Archive for the ‘Court ban on "rape"’ Category

My Camera Editorial Advisory Board comment published on Aug. 4, 2007 in response to the Camera’s question: Are judges justified in forbidding the use of the word “rape” in sexual-assault trials? A judge in Nebraska is the most recent to make this ruling?

Countless attorneys have approached those on the witness stand and asked them to tell the court in their own words what happened. This approach seems straightforward and productive in determining the best legal course. Then, along came Judge Jeffre Cheuvront in Lincoln, Neb., with his court-ordered language ban in a sexual assault case.
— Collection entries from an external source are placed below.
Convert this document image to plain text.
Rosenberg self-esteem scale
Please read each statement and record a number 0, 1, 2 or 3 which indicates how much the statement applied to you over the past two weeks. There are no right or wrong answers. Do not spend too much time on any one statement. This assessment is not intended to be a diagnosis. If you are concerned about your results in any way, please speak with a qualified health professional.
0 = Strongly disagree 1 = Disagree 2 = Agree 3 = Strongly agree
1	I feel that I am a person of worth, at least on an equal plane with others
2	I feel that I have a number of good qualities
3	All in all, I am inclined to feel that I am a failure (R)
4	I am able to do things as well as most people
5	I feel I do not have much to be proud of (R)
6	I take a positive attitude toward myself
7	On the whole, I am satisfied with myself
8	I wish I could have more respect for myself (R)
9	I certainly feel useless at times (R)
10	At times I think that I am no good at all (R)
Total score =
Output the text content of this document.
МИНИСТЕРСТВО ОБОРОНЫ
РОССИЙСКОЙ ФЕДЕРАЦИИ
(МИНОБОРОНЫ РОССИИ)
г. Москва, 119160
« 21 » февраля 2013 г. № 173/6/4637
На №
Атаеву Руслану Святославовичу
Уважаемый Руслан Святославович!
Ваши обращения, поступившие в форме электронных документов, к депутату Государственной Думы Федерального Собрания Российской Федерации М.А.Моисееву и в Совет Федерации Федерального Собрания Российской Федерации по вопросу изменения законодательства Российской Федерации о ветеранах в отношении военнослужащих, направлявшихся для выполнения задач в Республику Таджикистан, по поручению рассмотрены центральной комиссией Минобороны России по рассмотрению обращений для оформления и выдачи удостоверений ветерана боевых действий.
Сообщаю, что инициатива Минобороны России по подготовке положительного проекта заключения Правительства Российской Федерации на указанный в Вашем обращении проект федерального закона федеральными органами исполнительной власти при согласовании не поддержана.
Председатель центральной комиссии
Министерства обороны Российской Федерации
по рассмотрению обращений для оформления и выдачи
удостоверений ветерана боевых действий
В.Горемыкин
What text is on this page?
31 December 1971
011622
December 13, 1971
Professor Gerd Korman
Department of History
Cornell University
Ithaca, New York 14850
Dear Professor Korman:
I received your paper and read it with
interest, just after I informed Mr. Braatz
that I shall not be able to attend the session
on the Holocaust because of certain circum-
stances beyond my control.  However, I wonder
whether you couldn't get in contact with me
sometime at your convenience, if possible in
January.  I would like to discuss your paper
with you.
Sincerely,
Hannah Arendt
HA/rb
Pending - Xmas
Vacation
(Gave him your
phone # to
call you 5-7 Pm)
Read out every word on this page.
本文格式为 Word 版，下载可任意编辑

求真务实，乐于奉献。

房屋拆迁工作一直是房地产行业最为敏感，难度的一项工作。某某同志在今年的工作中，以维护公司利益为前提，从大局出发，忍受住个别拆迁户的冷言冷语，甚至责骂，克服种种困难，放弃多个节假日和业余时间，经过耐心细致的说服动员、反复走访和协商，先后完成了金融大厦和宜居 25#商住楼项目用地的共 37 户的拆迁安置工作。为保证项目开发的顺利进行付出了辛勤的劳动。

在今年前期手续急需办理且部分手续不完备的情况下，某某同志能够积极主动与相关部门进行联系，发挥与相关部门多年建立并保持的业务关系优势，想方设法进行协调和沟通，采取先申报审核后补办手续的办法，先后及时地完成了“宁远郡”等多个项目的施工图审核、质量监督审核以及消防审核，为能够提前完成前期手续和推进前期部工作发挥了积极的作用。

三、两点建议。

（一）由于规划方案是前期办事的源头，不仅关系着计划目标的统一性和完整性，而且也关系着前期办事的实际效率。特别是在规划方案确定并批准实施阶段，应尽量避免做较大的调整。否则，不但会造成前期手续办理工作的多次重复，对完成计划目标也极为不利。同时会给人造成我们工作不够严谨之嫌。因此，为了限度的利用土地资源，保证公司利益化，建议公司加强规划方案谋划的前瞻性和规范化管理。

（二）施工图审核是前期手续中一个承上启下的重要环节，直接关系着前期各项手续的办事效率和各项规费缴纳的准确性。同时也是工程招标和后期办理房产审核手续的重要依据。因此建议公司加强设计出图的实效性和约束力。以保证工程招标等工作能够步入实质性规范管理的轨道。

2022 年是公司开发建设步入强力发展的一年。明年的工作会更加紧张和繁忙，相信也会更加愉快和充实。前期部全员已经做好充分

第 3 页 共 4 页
No one, not even the woman claiming to be a victim of rape, could use the words rape, victim or assailant. Later, neither could any use the terms “sexual assault kit” and “sexual assault nurse.” I find Judge Cheuvront’s ban as silly as a mother asking her two dueling youngsters what happened and then forbidding them from using the phrase, “He hit me.” 

These words do not sufficiently prejudice carefully selected jurors as to prevent a fair trial any more than the words “hate crime” or “murder” would. Attorneys have the responsibility to weed out those who would deliver knee-jerk justice when certain words are used. Given the opportunity, I trust attorneys can do that. I also trust that numerous potential jurors can judge fairly without word bans.

*This title was not part of the original Camera publication.